Hello, we use
CassandraSession#selectAll to query our Cassandra cluster for some additional data separate from akka-persistence. Because of some application requirements we block on the result before continuing. We had a case in production where the
CompletionStage (we’re using the Java DSL) never completed and caused the entire thread to block indefinitely due to lack of a timeout.
"application-cassandra-plugin-default-dispatcher-7889" #29169 prio=5 os_prio=0 tid=0x00007fae38042000 nid=0x7abe waiting on condition [0x00007fadd8e0f000] java.lang.Thread.State: WAITING (parking) at sun.misc.Unsafe.park(Native Method) - parking to wait for <0x0000000732b05e58> (a java.util.concurrent.CompletableFuture$Signaller) at java.util.concurrent.locks.LockSupport.park(LockSupport.java:175) at java.util.concurrent.CompletableFuture$Signaller.block(CompletableFuture.java:1693) at java.util.concurrent.ForkJoinPool.managedBlock(ForkJoinPool.java:3323) at java.util.concurrent.CompletableFuture.waitingGet(CompletableFuture.java:1729) at java.util.concurrent.CompletableFuture.get(CompletableFuture.java:1895) at com.twilio.application.ItemDAOCassandraImpl.get(ItemDAOCassandraImpl.java:66) ... snip ...
Where the code is just:
final Select select = QueryBuilder.select() .from(KEYSPACE, TABLE) .where(QueryBuilder.eq(ACCOUNT_ID, accountId.getValue())) .limit(1); return cassandraSession .selectAll(select) .thenApply(rows -> convertToProtocol(rows)) .toCompletableFuture() .get();
.thenApply() is simply object conversion using
There’s no evidence that there was any problem with our Cassandra cluster (network, timeouts, errors, etc.), and I also see nothing obvious in akka-persistence-cassandra that could cause this looking at the SelectSource though I’m not the most well-versed in akka streams.

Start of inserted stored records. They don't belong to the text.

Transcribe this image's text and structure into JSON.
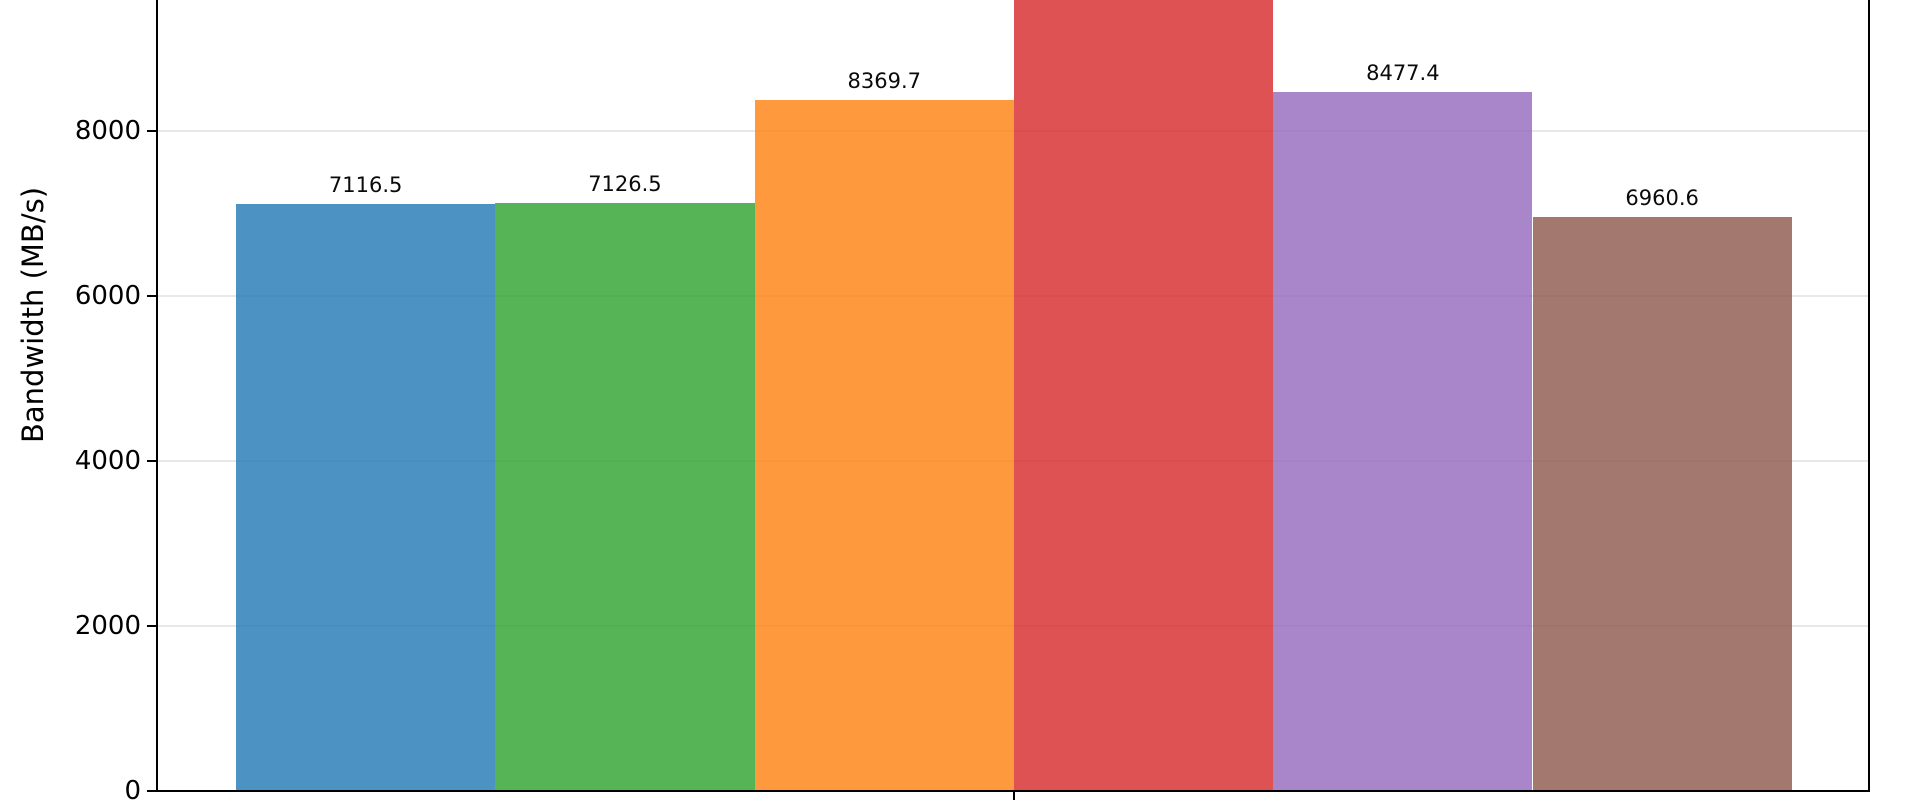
{
  "chart_data": {
    "type": "bar",
    "title": "",
    "xlabel": "",
    "ylabel": "Bandwidth (MB/s)",
    "grid": "horizontal",
    "legend_position": "none",
    "yticks": [
      0,
      2000,
      4000,
      6000,
      8000
    ],
    "ytick_labels": [
      "0",
      "2000",
      "4000",
      "6000",
      "8000"
    ],
    "ylim_visible": [
      0,
      9590
    ],
    "axis_color": "#000000",
    "gridline_color": "#e8e8e8",
    "x_tick_labels_visible": false,
    "bars": [
      {
        "value": 7116.5,
        "value_label": "7116.5",
        "color_hex": "#4692c3",
        "fill_rgba": "rgba(31,119,180,0.8)",
        "clipped_at_top": false
      },
      {
        "value": 7126.5,
        "value_label": "7126.5",
        "color_hex": "#56b356",
        "fill_rgba": "rgba(44,160,44,0.8)",
        "clipped_at_top": false
      },
      {
        "value": 8369.7,
        "value_label": "8369.7",
        "color_hex": "#ff993e",
        "fill_rgba": "rgba(255,127,14,0.8)",
        "clipped_at_top": false
      },
      {
        "value": null,
        "value_label": "",
        "color_hex": "#de5253",
        "fill_rgba": "rgba(214,39,40,0.8)",
        "clipped_at_top": true
      },
      {
        "value": 8477.4,
        "value_label": "8477.4",
        "color_hex": "#a985ca",
        "fill_rgba": "rgba(148,103,189,0.8)",
        "clipped_at_top": false
      },
      {
        "value": 6960.6,
        "value_label": "6960.6",
        "color_hex": "#a3786f",
        "fill_rgba": "rgba(140,86,75,0.8)",
        "clipped_at_top": false
      }
    ]
  }
}
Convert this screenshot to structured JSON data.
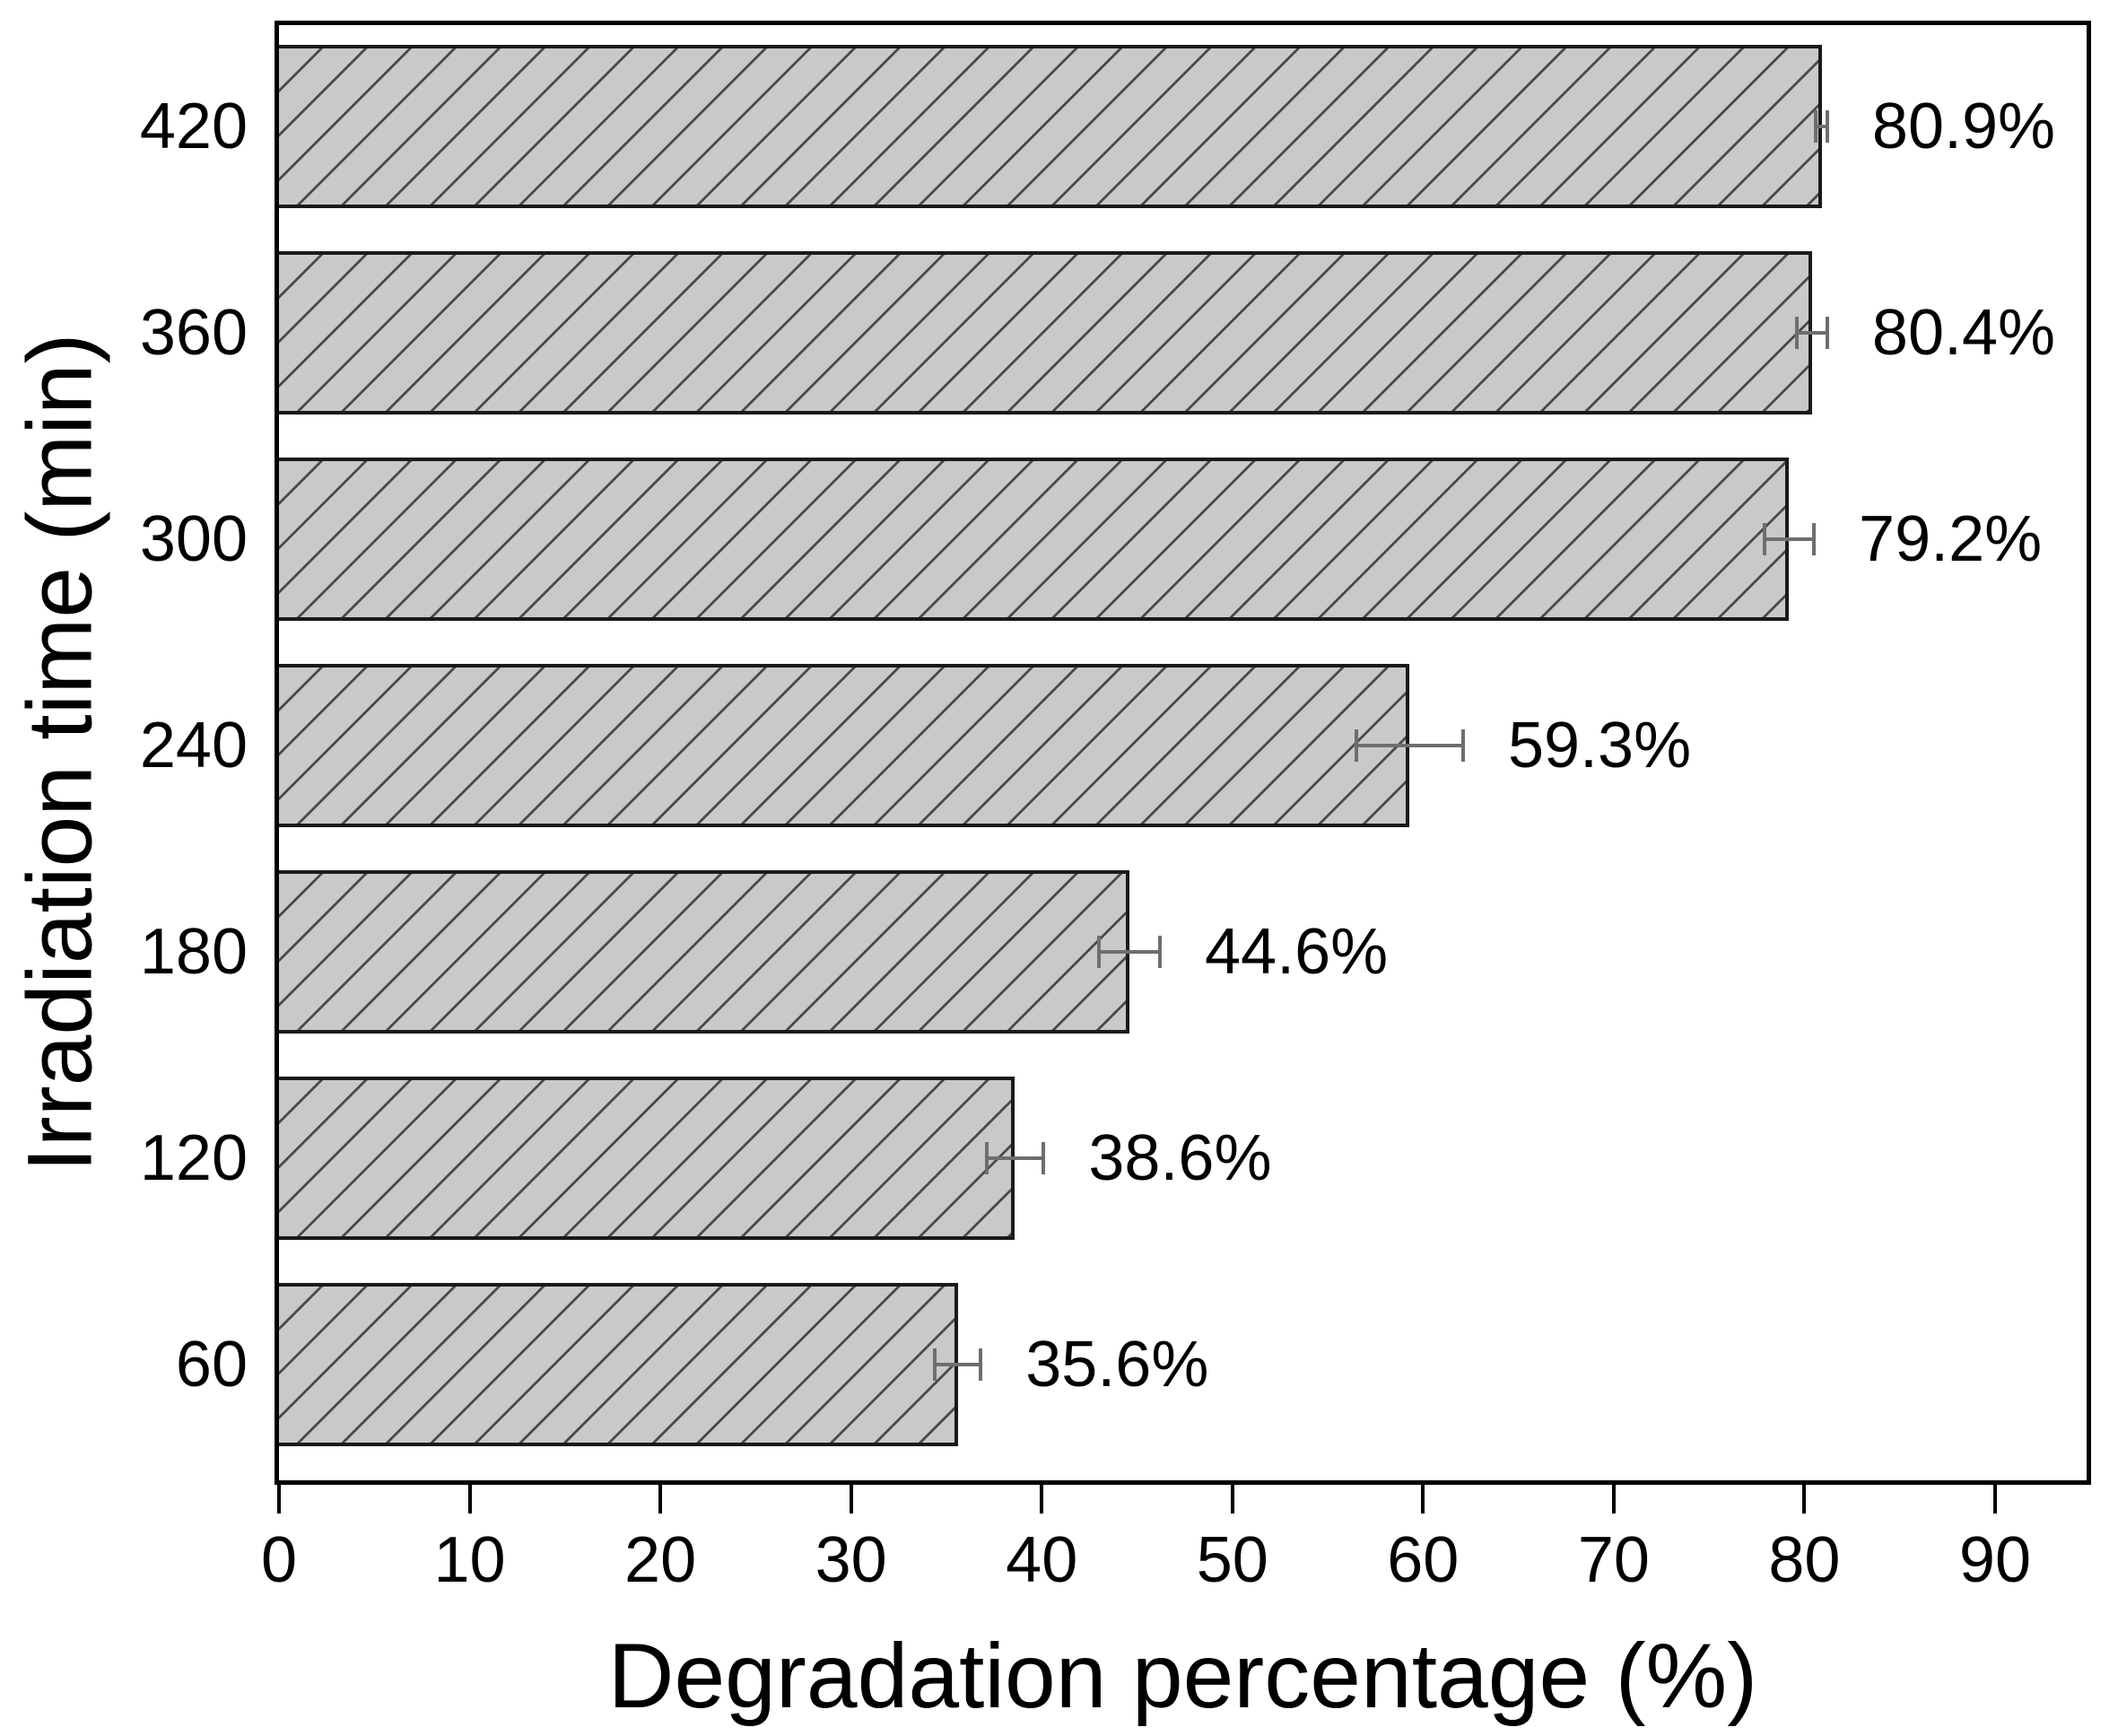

While we already have plenty of fixes to prevent this from happening again (as well as moving to
CassandraSession#selectOne as that fits our use-case better), I’m hoping to understand why
selectAll may have not returned so that we can reproduce and ensure all of our betterments account for this failure mode.
- akka 2.5.13
- akka-persistence-cassandra 0.85
- Cassandra 3.0.9
I can give more details if needed, not sure what would be relevant.